My husband will just laugh when I cut a red onion in half and stare.  What a sensation. I’m no Renoir but I believe you should rave about the architecture of the onion. (That is if you can see it through the tears due to the sulfuric compounds in the onion that makes your eyes tear when cutting)  The Egyptians believed that its spherical shape and concentric rings symbolized eternity.  In old English folklore, the thickness of an onion skin can help predict the severity of the winter. A thin skin predicts a mild winter while a thick skin indicates a rough winter. This doesn’t work as accurately on friends, as once I stole a thick skinned onion from a friend that still remains inconsolable over the whole affair.

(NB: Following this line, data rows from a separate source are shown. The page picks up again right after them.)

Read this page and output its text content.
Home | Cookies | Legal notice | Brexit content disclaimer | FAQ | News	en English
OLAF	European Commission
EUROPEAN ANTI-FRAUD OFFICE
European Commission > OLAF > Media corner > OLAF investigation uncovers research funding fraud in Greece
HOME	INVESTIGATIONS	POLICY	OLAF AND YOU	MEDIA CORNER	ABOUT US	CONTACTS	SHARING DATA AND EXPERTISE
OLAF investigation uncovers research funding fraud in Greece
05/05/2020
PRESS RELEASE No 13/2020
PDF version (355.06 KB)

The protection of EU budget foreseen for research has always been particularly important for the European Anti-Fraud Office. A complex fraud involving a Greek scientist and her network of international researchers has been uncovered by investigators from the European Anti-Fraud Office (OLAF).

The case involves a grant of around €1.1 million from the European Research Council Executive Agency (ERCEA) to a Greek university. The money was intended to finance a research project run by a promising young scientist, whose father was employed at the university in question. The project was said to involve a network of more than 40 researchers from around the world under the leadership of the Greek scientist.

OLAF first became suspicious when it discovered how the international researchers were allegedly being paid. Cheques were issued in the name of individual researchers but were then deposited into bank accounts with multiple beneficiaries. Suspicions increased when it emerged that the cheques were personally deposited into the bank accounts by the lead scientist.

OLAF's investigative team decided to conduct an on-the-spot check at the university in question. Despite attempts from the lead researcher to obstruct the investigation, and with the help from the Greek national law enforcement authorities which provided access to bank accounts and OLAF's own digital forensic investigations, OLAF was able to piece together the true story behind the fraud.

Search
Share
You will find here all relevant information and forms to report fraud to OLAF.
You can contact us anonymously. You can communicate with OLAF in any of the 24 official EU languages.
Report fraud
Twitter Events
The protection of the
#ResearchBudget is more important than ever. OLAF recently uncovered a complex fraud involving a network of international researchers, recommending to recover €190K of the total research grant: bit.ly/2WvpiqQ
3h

Renoir was an expert in putting a heightened emphasis on the visual arts.  He would turn a seemingly less than lovely vegetable into a voluptuous entity, he would make onions appear to be precious objects in brown papery skins.  I love those papery skins – delicate, yet so protective [and a great source for egg coloring at Easter if you boil the egg with the skins].

 ‘TIS A TOUGH CALL

Now, people like my daughter and I may choose the onion’s characteristics over you and your family’s personal preference for the rutabaga or butternut squash. But don’t hate us for it. There are far more severe alternatives. Next time you have a chance; drink black coffee, smoke a cigarette and then don’t eat or drink anything for 3 hours – it marinates that coffee / tobacco mix. Then, go breath on your best friend. Not only have you revealed my nasal sensory memoirs regarding speaking with school teachers an hour after their last coffee break; but you have also made onion breath a much sought after consolation.   

Oh, I don’t know. I’ve heard that some Buddhist monks swear that to eat the onion raw causes irritability of temper and to eat them cooked is to create an aphrodisiac. So, if you’re a Buddhist monk living in Nirvana; you had better, perhaps go the path of the raw or none at all, dear grasshopper.